Azure Event Grid is a pub-sub message broker that enables you to integrate your solutions at scale using HTTP pull delivery, HTTP push delivery, and the MQTT broker capability. The MQTT broker capability in Event Grid enables your clients to communicate on custom MQTT topic names using a publish-subscribe messaging model. This capability fulfills the need for MQTT as the primary communication standard for IoT scenarios that drives the digital transformation efforts across a wide spectrum of industries, including but not limited to automotive, manufacturing, energy, and retail.

Performance testing is a crucial aspect of software development, especially for services that manage large numbers of client connections and message transfers.
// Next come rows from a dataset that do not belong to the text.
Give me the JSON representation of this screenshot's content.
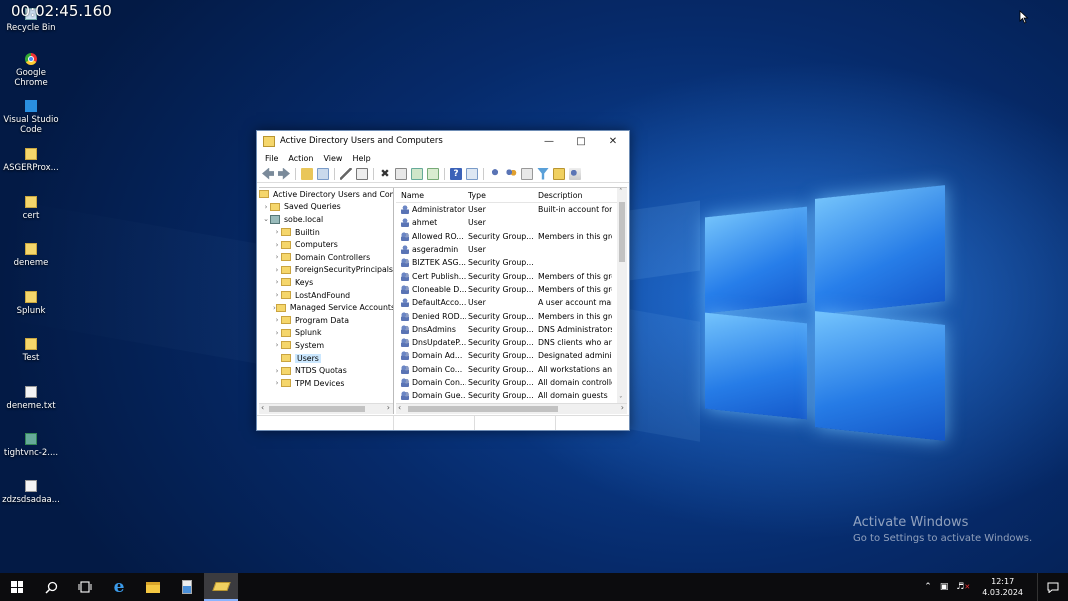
{
  "recording_timer": "00:02:45.160",
  "desktop_icons": [
    {
      "label": "Recycle Bin",
      "icon": "recycle-bin-icon"
    },
    {
      "label": "Google Chrome",
      "icon": "chrome-icon"
    },
    {
      "label": "Visual Studio Code",
      "icon": "vscode-icon"
    },
    {
      "label": "ASGERProx...",
      "icon": "folder-icon"
    },
    {
      "label": "cert",
      "icon": "folder-icon"
    },
    {
      "label": "deneme",
      "icon": "folder-icon"
    },
    {
      "label": "Splunk",
      "icon": "folder-icon"
    },
    {
      "label": "Test",
      "icon": "folder-icon"
    },
    {
      "label": "deneme.txt",
      "icon": "text-file-icon"
    },
    {
      "label": "tightvnc-2....",
      "icon": "installer-icon"
    },
    {
      "label": "zdzsdsadaa...",
      "icon": "file-icon"
    }
  ],
  "window": {
    "title": "Active Directory Users and Computers",
    "menu": [
      "File",
      "Action",
      "View",
      "Help"
    ],
    "tree": {
      "root": "Active Directory Users and Com",
      "saved_queries": "Saved Queries",
      "domain": "sobe.local",
      "children": [
        "Builtin",
        "Computers",
        "Domain Controllers",
        "ForeignSecurityPrincipals",
        "Keys",
        "LostAndFound",
        "Managed Service Accounts",
        "Program Data",
        "Splunk",
        "System",
        "Users",
        "NTDS Quotas",
        "TPM Devices"
      ],
      "selected": "Users"
    },
    "list": {
      "columns": [
        "Name",
        "Type",
        "Description"
      ],
      "rows": [
        {
          "name": "Administrator",
          "type": "User",
          "desc": "Built-in account for",
          "kind": "user"
        },
        {
          "name": "ahmet",
          "type": "User",
          "desc": "",
          "kind": "user"
        },
        {
          "name": "Allowed RO...",
          "type": "Security Group...",
          "desc": "Members in this gro",
          "kind": "group"
        },
        {
          "name": "asgeradmin",
          "type": "User",
          "desc": "",
          "kind": "user"
        },
        {
          "name": "BIZTEK ASG...",
          "type": "Security Group...",
          "desc": "",
          "kind": "group"
        },
        {
          "name": "Cert Publish...",
          "type": "Security Group...",
          "desc": "Members of this gro",
          "kind": "group"
        },
        {
          "name": "Cloneable D...",
          "type": "Security Group...",
          "desc": "Members of this gro",
          "kind": "group"
        },
        {
          "name": "DefaultAcco...",
          "type": "User",
          "desc": "A user account man",
          "kind": "user"
        },
        {
          "name": "Denied ROD...",
          "type": "Security Group...",
          "desc": "Members in this gro",
          "kind": "group"
        },
        {
          "name": "DnsAdmins",
          "type": "Security Group...",
          "desc": "DNS Administrators",
          "kind": "group"
        },
        {
          "name": "DnsUpdateP...",
          "type": "Security Group...",
          "desc": "DNS clients who are",
          "kind": "group"
        },
        {
          "name": "Domain Ad...",
          "type": "Security Group...",
          "desc": "Designated administ",
          "kind": "group"
        },
        {
          "name": "Domain Co...",
          "type": "Security Group...",
          "desc": "All workstations and",
          "kind": "group"
        },
        {
          "name": "Domain Con...",
          "type": "Security Group...",
          "desc": "All domain controlle",
          "kind": "group"
        },
        {
          "name": "Domain Gue...",
          "type": "Security Group...",
          "desc": "All domain guests",
          "kind": "group"
        }
      ]
    }
  },
  "watermark": {
    "line1": "Activate Windows",
    "line2": "Go to Settings to activate Windows."
  },
  "taskbar": {
    "time": "12:17",
    "date": "4.03.2024"
  }
}
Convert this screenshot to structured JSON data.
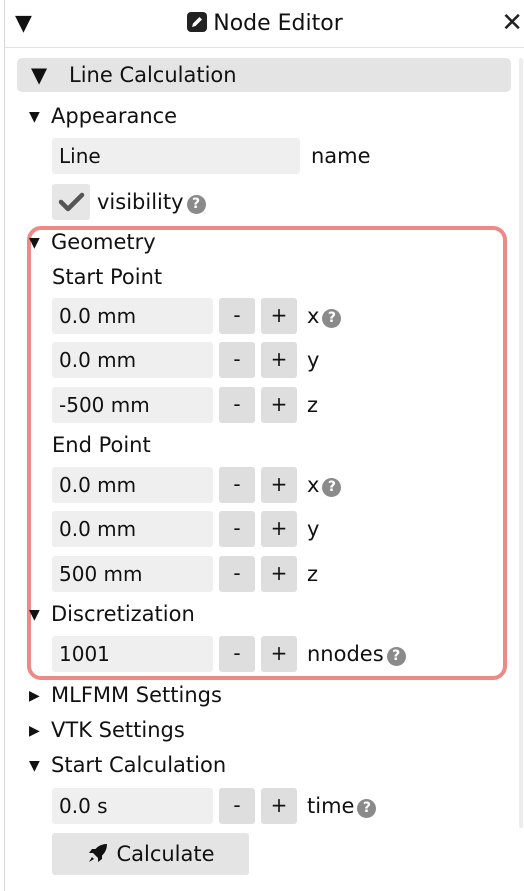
{
  "window": {
    "title": "Node Editor"
  },
  "main_section": {
    "label": "Line Calculation"
  },
  "appearance": {
    "label": "Appearance",
    "name_value": "Line",
    "name_label": "name",
    "visibility_label": "visibility"
  },
  "geometry": {
    "label": "Geometry",
    "start": {
      "label": "Start Point",
      "x": {
        "value": "0.0 mm",
        "axis": "x"
      },
      "y": {
        "value": "0.0 mm",
        "axis": "y"
      },
      "z": {
        "value": "-500 mm",
        "axis": "z"
      }
    },
    "end": {
      "label": "End Point",
      "x": {
        "value": "0.0 mm",
        "axis": "x"
      },
      "y": {
        "value": "0.0 mm",
        "axis": "y"
      },
      "z": {
        "value": "500 mm",
        "axis": "z"
      }
    }
  },
  "discretization": {
    "label": "Discretization",
    "value": "1001",
    "param": "nnodes"
  },
  "mlfmm": {
    "label": "MLFMM Settings"
  },
  "vtk": {
    "label": "VTK Settings"
  },
  "start_calc": {
    "label": "Start Calculation",
    "time_value": "0.0 s",
    "time_label": "time",
    "button_label": "Calculate"
  },
  "stepper": {
    "minus": "-",
    "plus": "+"
  },
  "icons": {
    "help": "?",
    "collapse": "▼",
    "close": "✕"
  },
  "colors": {
    "highlight": "#ec8a86",
    "field_bg": "#efefef",
    "button_bg": "#dedede"
  }
}
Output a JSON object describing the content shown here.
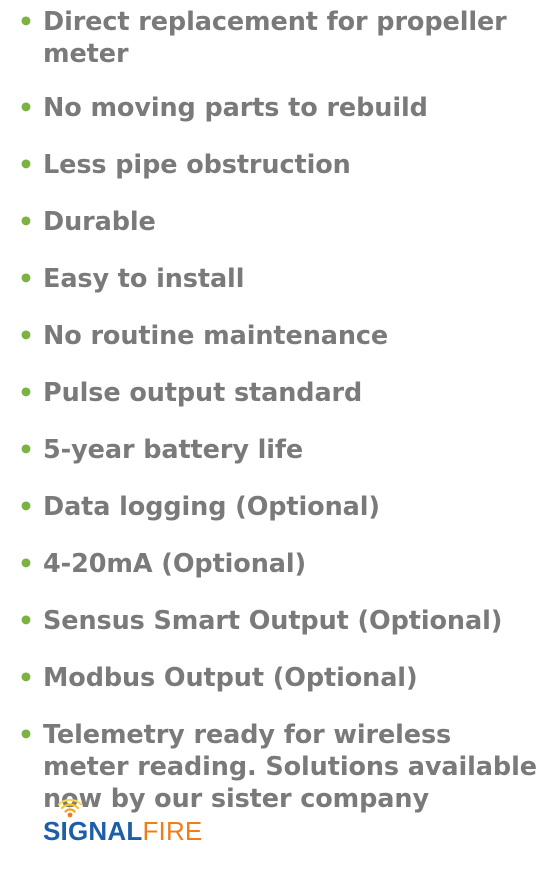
{
  "features": [
    "Direct replacement for propeller meter",
    "No moving parts to rebuild",
    "Less pipe obstruction",
    "Durable",
    "Easy to install",
    "No routine maintenance",
    "Pulse output standard",
    "5-year battery life",
    "Data logging (Optional)",
    "4-20mA (Optional)",
    "Sensus Smart Output (Optional)",
    "Modbus Output (Optional)"
  ],
  "telemetry": {
    "text": "Telemetry ready for wireless meter reading. Solutions available now by our sister company ",
    "brand_signal": "SIGNAL",
    "brand_fire": "FIRE"
  },
  "bullet_glyph": "•",
  "colors": {
    "text": "#7a7a7a",
    "bullet": "#7bb241",
    "brand_signal": "#1e5ea8",
    "brand_fire": "#f07d1a"
  },
  "icons": {
    "brand": "signal-waves-icon"
  }
}
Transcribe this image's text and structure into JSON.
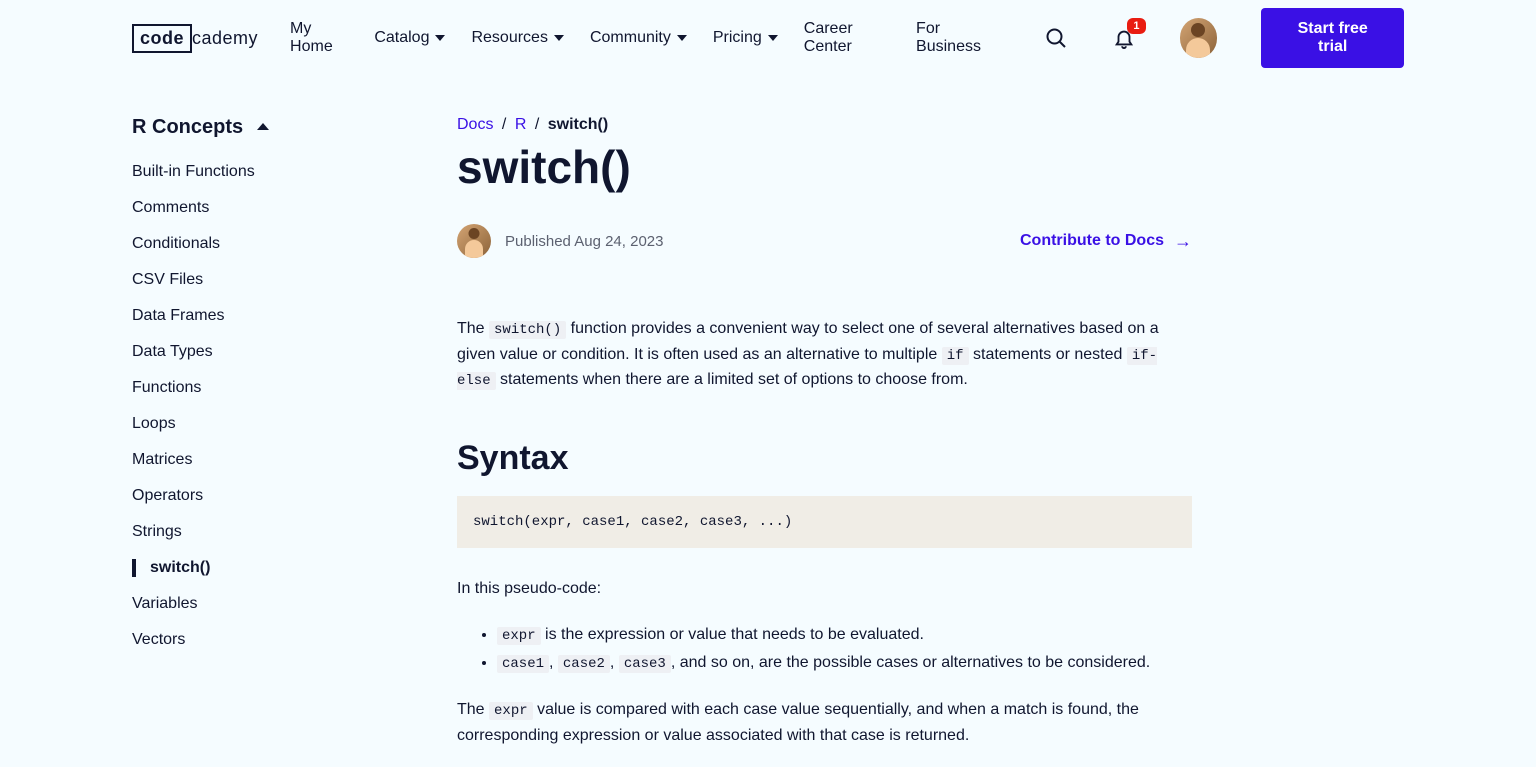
{
  "header": {
    "logo_box": "code",
    "logo_rest": "cademy",
    "nav": {
      "home": "My Home",
      "catalog": "Catalog",
      "resources": "Resources",
      "community": "Community",
      "pricing": "Pricing",
      "career": "Career Center",
      "business": "For Business"
    },
    "badge": "1",
    "cta": "Start free trial"
  },
  "sidebar": {
    "title": "R Concepts",
    "items": [
      "Built-in Functions",
      "Comments",
      "Conditionals",
      "CSV Files",
      "Data Frames",
      "Data Types",
      "Functions",
      "Loops",
      "Matrices",
      "Operators",
      "Strings",
      "switch()",
      "Variables",
      "Vectors"
    ],
    "active": "switch()"
  },
  "breadcrumb": {
    "docs": "Docs",
    "r": "R",
    "current": "switch()"
  },
  "page": {
    "title": "switch()",
    "published": "Published Aug 24, 2023",
    "contribute": "Contribute to Docs",
    "intro_1": "The ",
    "intro_code1": "switch()",
    "intro_2": " function provides a convenient way to select one of several alternatives based on a given value or condition. It is often used as an alternative to multiple ",
    "intro_code2": "if",
    "intro_3": " statements or nested ",
    "intro_code3": "if-else",
    "intro_4": " statements when there are a limited set of options to choose from.",
    "syntax_heading": "Syntax",
    "syntax_code": "switch(expr, case1, case2, case3, ...)",
    "pseudo_intro": "In this pseudo-code:",
    "li1_code": "expr",
    "li1_text": " is the expression or value that needs to be evaluated.",
    "li2_code1": "case1",
    "li2_sep1": ", ",
    "li2_code2": "case2",
    "li2_sep2": ", ",
    "li2_code3": "case3",
    "li2_text": ", and so on, are the possible cases or alternatives to be considered.",
    "outro_1": "The ",
    "outro_code": "expr",
    "outro_2": " value is compared with each case value sequentially, and when a match is found, the corresponding expression or value associated with that case is returned."
  }
}
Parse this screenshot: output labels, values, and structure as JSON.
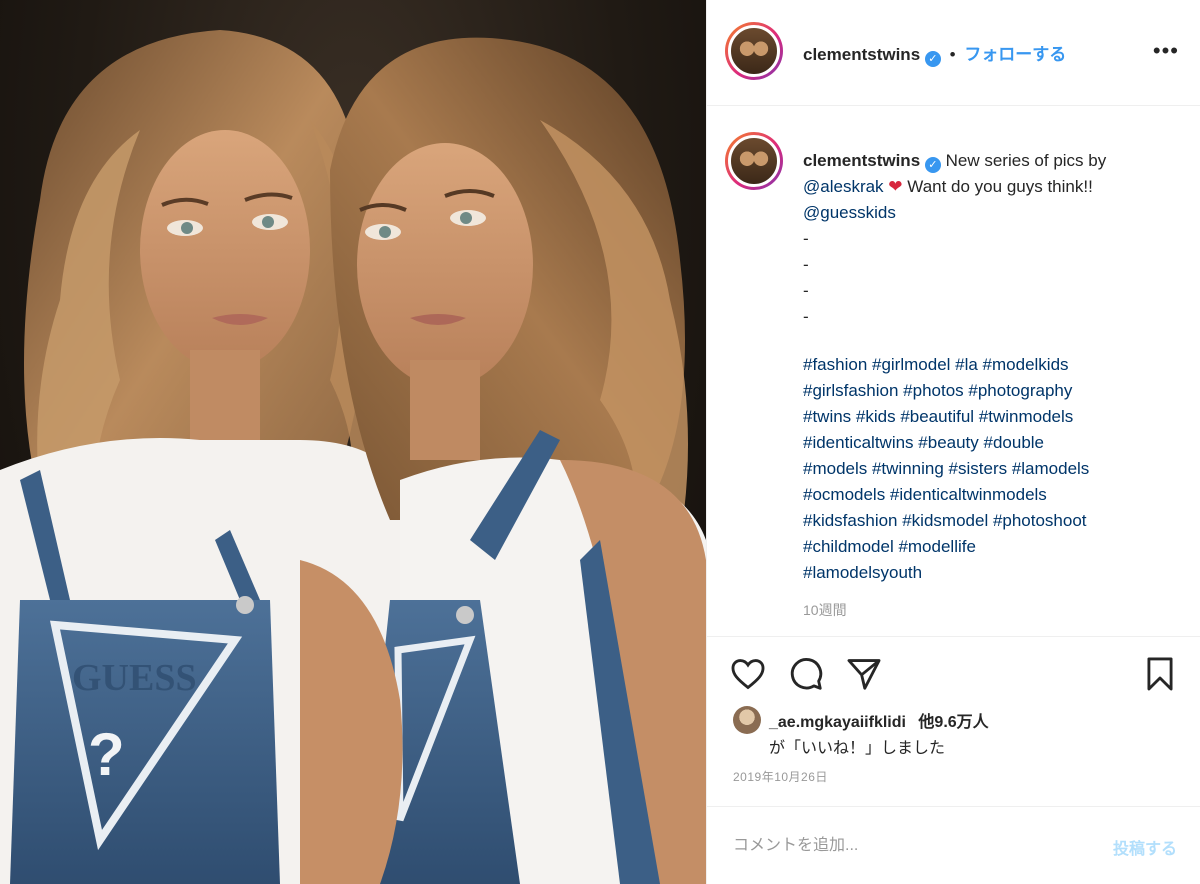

Our team has been dedicated to assessing the performance of our systems from the early stages of development. In this blog post, we provide an overview of our testing approach, share some test results, and discuss the insights we have gained from our efforts.

 

Performance goals and latency highlights

To present the system operating at the current scale boundaries, the tests were conducted with a namespace with 40 throughput units (TUs). The following list represents the main scale limits that can be achieved using 40 TUs and the latency highlights from our tests shared in the blog.

  • Maximum of 400,000 active connections.
  • Maximum message rate of 40,000 messages per second for both inbound and outbound traffic.
    • Latency highlights:
      • P50 for QoS0 MQTT messages: 100 milliseconds.
      • P50 for QoS1 MQTT messages: 110 milliseconds.
      • P75 for QoS0 MQTT messages: 150 milliseconds.
      • P75 for QoS1 MQTT messages: 160 milliseconds.
      • P90 for QoS0 MQTT messages: 185 milliseconds.
      • P90 for QoS1 MQTT messages: 195 milliseconds.
  • Maximum message rate of 40,000 routed MQTT messages per second.
    • Latency highlights:
      • P50 Latency: 65 milliseconds.
      • P75 Latency: 95 milliseconds.
      • P90 Latency: 145 milliseconds.
  • Maximum multiplication factor for broadcast scenarios of 40,000, allowing 1 ingress message per second ingress to turn into 40,000 egress messages per second.
    • Latency highlights:
      • P50 for QoS0 and QoS1 MQTT messages: 820 milliseconds.
      • P75 for QoS0 and QoS1 MQTT messages: 1,200 milliseconds.
      • P90 for QoS0 and QoS1 MQTT messages: 1,300 milliseconds.

Note that the latency results in this report are end-to-end latencies for messages. They don’t represent a promise or SLA by Azure Event Grid. Rather, these results are provided to give you an idea of the performance characteristics of Event Grid under controlled test scenarios. Additionally, we are continuously investing in performance improvements to achieve higher scale and reduce latency.

 

Testing Environment

For solutions that use MQTT brokers to communicate, we should pay attention to the fact that we might be working with numerous small and unstable devices that talk on many changing channels determined by MQTT topics.We needed a test environment that could mimic all these devices and have the capacity to grow on multiple aspects that characterize realistic IoT solutions.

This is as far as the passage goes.